## Policy Search

### Reinforcement Learning

One of the "big topics" in today machine learning, where an Agent is performing actions that **modify the environment** and receive a **reward** for each action. The goal is to maximize the reward. At each step we obtain a "new" state of the environment and a reward.  
Considered a subfield of machine learning and AI.  
The main idea behind RL is to formalize a sequential decision making where the goal is to maximize the **sum of rewards**.
At each step $ t $ the agent :
- receives an observation $ O_t $
- receives a reward $ R_t $
- chooses an action $ A_t $
At each step $ t $ the environment:
- receives an action $ A_t $
- emits an observation $ O_{t+1} $
- emits a reward $ R_{t+1} $  

The environment state is a function of the history of the environment. But the "real" Environment State $ S_t^E $ might not be fully visible to the agent.
The agent state $ S_t^A $ is a function of the history of the agent.  
An environment is **fully observable** if $ O_t = S_t^E = S_t^A $, otherwise it's **partially observable** where the agent receives "indirectly the environment, like in pokers.  
The history of the system represents the sequence of observations, actions and rewards that happened over time : $$ H_n = {S_0 , A_0} , {S_1 , A_1 , R_1} , ... $$ 

The *Expected Return* is the sum of all the rewards that we expect to receive from the current time $ t $ to the "final step" based on our knowledge of the environment and the current history: $$ G _t = \sum_{u=t}^{T} R_{u+1} $$  
The goal of the agent can be casted to **maximize the expected return**.
**Scarcity of rewards** : the agent does not receive a reward at each step, but maybe after some time or after a certain number of steps.  
There are two main types of tasks:  
- **Contuinuous tasks** : there is no "final step" and the expected return is infinite, so we need to introduce a "discount rate" $ \gamma $ that defines how much we value future rewards. For example $ \gamma = 0.9 $ means that we value future rewards as much as the current reward , on the other hand $ \gamma = 0.1 $ means that we value more the current reward. The problem can now be casted as **maximize the discounted rewards**
$$ G _t = \sum_{k=1}^{\infty} \gamma^k R_{k+1} $$
- **Episodic tasks** : the agent receives a reward at the end of each episode. The same discounted return can be used, but now we have a "final step" and the expected return is finite.

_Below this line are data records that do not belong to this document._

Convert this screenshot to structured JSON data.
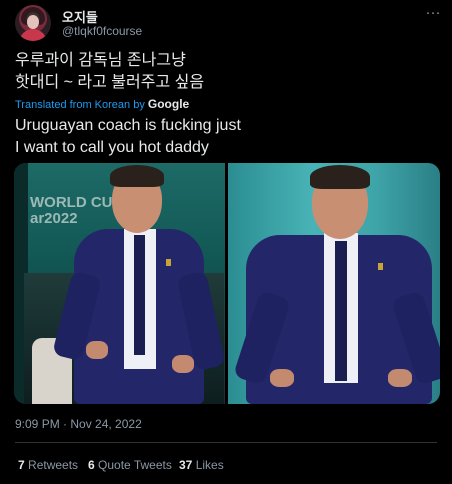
{
  "author": {
    "display_name": "오지들",
    "handle": "@tlqkf0fcourse"
  },
  "tweet": {
    "original_lines": [
      "우루과이 감독님 존나그냥",
      "핫대디 ~ 라고 불러주고 싶음"
    ],
    "translated_label": "Translated from Korean by",
    "translator_brand": "Google",
    "translation_lines": [
      "Uruguayan coach is fucking just",
      "I want to call you hot daddy"
    ],
    "timestamp": "9:09 PM · Nov 24, 2022"
  },
  "media": {
    "left_banner_lines": [
      "WORLD CU",
      "ar2022"
    ]
  },
  "stats": {
    "retweets": {
      "count": "7",
      "label": "Retweets"
    },
    "quotes": {
      "count": "6",
      "label": "Quote Tweets"
    },
    "likes": {
      "count": "37",
      "label": "Likes"
    }
  },
  "colors": {
    "background": "#000000",
    "text_primary": "#e7e9ea",
    "text_secondary": "#8b98a5",
    "link": "#1d9bf0",
    "divider": "#2f3336"
  },
  "icons": {
    "more": "more-horizontal-icon"
  }
}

Rewards hypothesis : all the goals can be described by the maximization of the expected cumulative reward. In this way each action may have long term consequences.  
In the case that rewards are delayed, we can prefer to sacrifice the short term reward to obtain a bigger reward in the future, for example putting more fuel in an airplane to prevent it crashing if it needs more time to arrive at destination.  

There are two main types of rewards:
- **Dense rewards** : the agent receives a reward at each step. For example in chess we can give a reward for each move that is not a losing move.
- **Sparse rewards** : the agent receives a reward only at the end of the episode. For example in chess we can give a reward only if the agent wins the game.

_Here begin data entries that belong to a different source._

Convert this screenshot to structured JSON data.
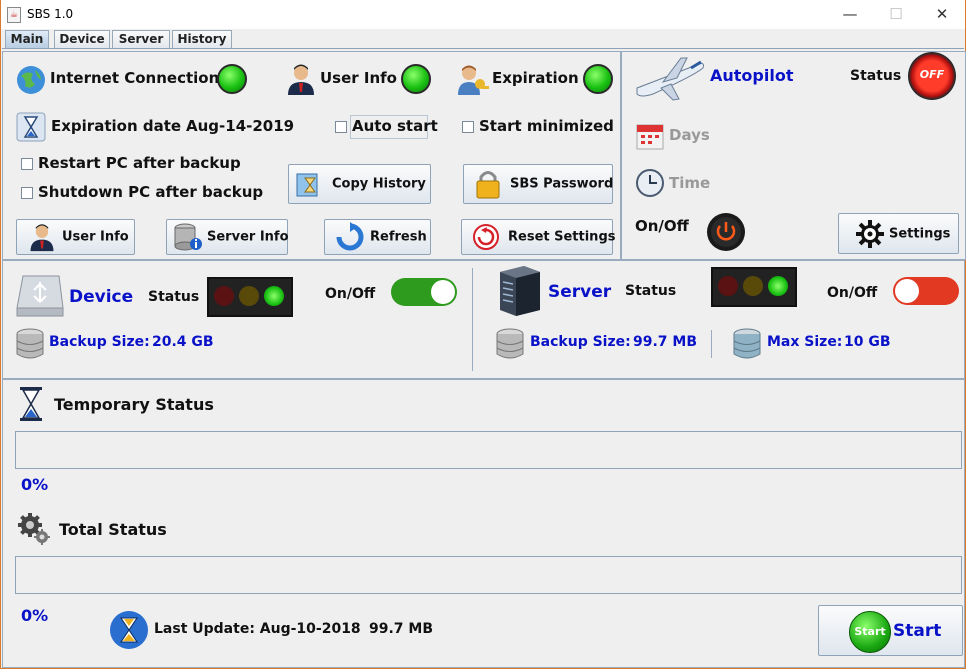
{
  "window": {
    "title": "SBS 1.0",
    "minimize": "—",
    "maximize": "☐",
    "close": "✕"
  },
  "tabs": [
    {
      "label": "Main",
      "active": true
    },
    {
      "label": "Device",
      "active": false
    },
    {
      "label": "Server",
      "active": false
    },
    {
      "label": "History",
      "active": false
    }
  ],
  "status": {
    "internet": "Internet Connection",
    "user_info": "User Info",
    "expiration": "Expiration"
  },
  "expiration": {
    "label": "Expiration date",
    "date": "Aug-14-2019"
  },
  "options": {
    "auto_start": "Auto start",
    "start_minimized": "Start minimized",
    "restart_pc": "Restart PC after backup",
    "shutdown_pc": "Shutdown PC after backup"
  },
  "buttons": {
    "copy_history": "Copy History",
    "sbs_password": "SBS Password",
    "user_info": "User Info",
    "server_info": "Server Info",
    "refresh": "Refresh",
    "reset_settings": "Reset Settings",
    "settings": "Settings",
    "start_icon": "Start",
    "start": "Start"
  },
  "autopilot": {
    "title": "Autopilot",
    "status_label": "Status",
    "status_badge": "OFF",
    "days": "Days",
    "time": "Time",
    "onoff": "On/Off"
  },
  "device": {
    "title": "Device",
    "status_label": "Status",
    "onoff": "On/Off",
    "toggle_on": true,
    "backup_label": "Backup Size:",
    "backup_size": "20.4 GB"
  },
  "server": {
    "title": "Server",
    "status_label": "Status",
    "onoff": "On/Off",
    "toggle_on": false,
    "backup_label": "Backup Size:",
    "backup_size": "99.7 MB",
    "max_label": "Max Size:",
    "max_size": "10 GB"
  },
  "progress": {
    "temporary_label": "Temporary Status",
    "temporary_pct": "0%",
    "temporary_value": 0,
    "total_label": "Total Status",
    "total_pct": "0%",
    "total_value": 0
  },
  "footer": {
    "last_update": "Last Update: Aug-10-2018",
    "size": "99.7 MB"
  },
  "colors": {
    "accent": "#0a12c8",
    "led_green": "#19c012",
    "toggle_on": "#2e9a1e",
    "toggle_off": "#e23a22"
  }
}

Time-delayed labeling (aka semi-supervised learning) : the agent receives the labels only after a certain amount of time, so sometimes needs to learn from unlabeled data.  
Also called as the "credit assignment problem" (Minsky, 1963) : how to assign the correct credit to each action that led to the reward if we only know that at the end of a certain amount of actions involved. We may not know what was the "real" sequence of actions that led to the reward.

Examples of rewards:
- Managing a portfolio : $ \pm r $ for each € gained or lost while managing the portfolio
- Controlling a power station : $ +r $ for power produced while remaining in the safe zone, $ -r $ if we go out of the safe zone

**Agent's Policy** : The definition of an Agent's behavior. It is a mapping from the agent's state to the agent's action.   
Defined as :  
- Deterministic Policy : $ \pi (s) = a $
- Stochastic Policy : $ \pi (a|s) = P[A_t = a | S_t = s] $  
where $ \pi $ is the policy, $ a $ is the action and $ s $ is the state.
  
Note that the state should contain also some information about the history of the agent.  

**Markov Hypothesis** : given enough informations, I can predict the future without knowing all the past.

**sample efficiency** : how many samples are needed to learn a good policy. Very important in reinforcement learning. 

There are main different approaches to optimize a policy :  
- Differential Programming
- Monte Carlo Methods : not very sample-efficient method
- Temporal Difference Learning
- Bellman Equations 
- Exploration vs Exploitation
- Gradient Descent : EA & co. 

Assignment : find an (easy) example where reinforcement learning does not work.